Tout cela fait beaucoup, à la fois par la nouveauté et par les contradictions. Un besoin de catharsis se fait sentir : on sent une envie d’exorciser, de rejeter, d’oublier ces événements. C’est un peu ce qu’a fait François Hollande lorsque, voulant répondre à Donald Trump qui disait que Paris n’est plus Paris, il s’est permis de dire : "ici il n'y a pas de circulation d'armes, il n'y a pas de personnes qui prennent des armes pour tirer dans la foule". Cette formule est hallucinante ; elle aurait dû provoquer une réaction ferme de la part des associations de victimes. Pourtant, la déclaration du président traduit bien ce déni qui imprègne une partie des élites et, certainement aussi, des électeurs. L’histoire retiendra que, après les pires attentats de notre histoire, la campagne présidentielle s’est polarisée sur le statut des assistants parlementaires.

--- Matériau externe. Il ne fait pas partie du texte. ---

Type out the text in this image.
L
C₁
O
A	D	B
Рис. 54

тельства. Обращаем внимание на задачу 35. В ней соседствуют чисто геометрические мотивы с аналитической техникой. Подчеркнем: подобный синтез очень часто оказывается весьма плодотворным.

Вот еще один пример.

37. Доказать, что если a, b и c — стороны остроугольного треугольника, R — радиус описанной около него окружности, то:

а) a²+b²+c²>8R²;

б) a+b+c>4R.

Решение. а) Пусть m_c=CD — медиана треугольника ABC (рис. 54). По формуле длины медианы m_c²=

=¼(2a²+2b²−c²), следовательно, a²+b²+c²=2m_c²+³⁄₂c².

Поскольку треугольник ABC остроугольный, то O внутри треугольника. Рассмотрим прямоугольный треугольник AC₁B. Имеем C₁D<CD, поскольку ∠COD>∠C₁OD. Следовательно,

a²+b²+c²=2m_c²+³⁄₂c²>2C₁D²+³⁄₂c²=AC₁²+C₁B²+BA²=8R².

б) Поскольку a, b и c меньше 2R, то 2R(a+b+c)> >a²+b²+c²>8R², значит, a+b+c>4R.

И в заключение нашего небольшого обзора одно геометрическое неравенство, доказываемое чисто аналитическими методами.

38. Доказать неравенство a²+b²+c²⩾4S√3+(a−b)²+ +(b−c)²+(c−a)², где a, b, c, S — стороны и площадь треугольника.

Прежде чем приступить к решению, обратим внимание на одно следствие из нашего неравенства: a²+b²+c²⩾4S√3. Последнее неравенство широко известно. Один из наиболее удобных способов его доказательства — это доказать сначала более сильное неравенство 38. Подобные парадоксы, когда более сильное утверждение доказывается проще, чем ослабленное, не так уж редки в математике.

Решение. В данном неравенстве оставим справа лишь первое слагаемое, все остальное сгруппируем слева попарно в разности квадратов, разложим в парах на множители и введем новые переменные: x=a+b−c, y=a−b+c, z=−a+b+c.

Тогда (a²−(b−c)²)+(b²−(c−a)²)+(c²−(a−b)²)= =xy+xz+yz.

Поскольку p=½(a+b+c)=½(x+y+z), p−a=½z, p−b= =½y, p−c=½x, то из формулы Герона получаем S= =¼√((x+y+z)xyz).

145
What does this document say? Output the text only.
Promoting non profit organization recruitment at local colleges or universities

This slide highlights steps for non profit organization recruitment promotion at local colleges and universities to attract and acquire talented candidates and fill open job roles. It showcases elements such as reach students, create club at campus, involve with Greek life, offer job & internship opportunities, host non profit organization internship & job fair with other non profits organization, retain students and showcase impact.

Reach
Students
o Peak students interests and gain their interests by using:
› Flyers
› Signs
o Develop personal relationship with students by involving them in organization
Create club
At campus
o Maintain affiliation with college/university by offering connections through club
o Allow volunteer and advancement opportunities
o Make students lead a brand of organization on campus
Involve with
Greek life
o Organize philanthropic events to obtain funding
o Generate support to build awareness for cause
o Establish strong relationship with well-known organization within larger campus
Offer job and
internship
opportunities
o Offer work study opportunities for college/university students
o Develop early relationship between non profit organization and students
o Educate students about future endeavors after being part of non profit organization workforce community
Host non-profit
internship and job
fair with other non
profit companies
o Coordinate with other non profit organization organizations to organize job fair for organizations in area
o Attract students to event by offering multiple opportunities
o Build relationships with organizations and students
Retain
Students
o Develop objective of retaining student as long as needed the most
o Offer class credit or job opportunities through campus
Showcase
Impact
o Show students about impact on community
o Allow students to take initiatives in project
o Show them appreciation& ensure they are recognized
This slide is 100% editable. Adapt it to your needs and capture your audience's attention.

La campagne électorale n’a pas lieu parce que le réel n’a pas pu avoir lieu.

Marine Le Pen est la candidate qui totalise le plus d'items sur lesquels les Français la jugent la plus crédible en tant que candidate à la présidentielle (le terrorisme, les flux migratoires et le contrôle des frontières, la sécurité et celle de ses proches, l'extrémisme religieux et l'extrémisme politique). Elle est suivie par Emmanuel Macron (le pouvoir d'achat et la capacité à boucler ses fins de mois, le chômage et la sécurité de son emploi et de ceux de ses proches, le montant de la retraite présente et à venir, et la scolarité des enfants). Ces résultats viennent-ils entériner le rejet des Français des candidats issus des partis traditionnels, et plus largement de ces derniers ? Quelles transformations du paysage politique français provoqueraient l'éviction dès le premier tour des candidats LR et PS ? 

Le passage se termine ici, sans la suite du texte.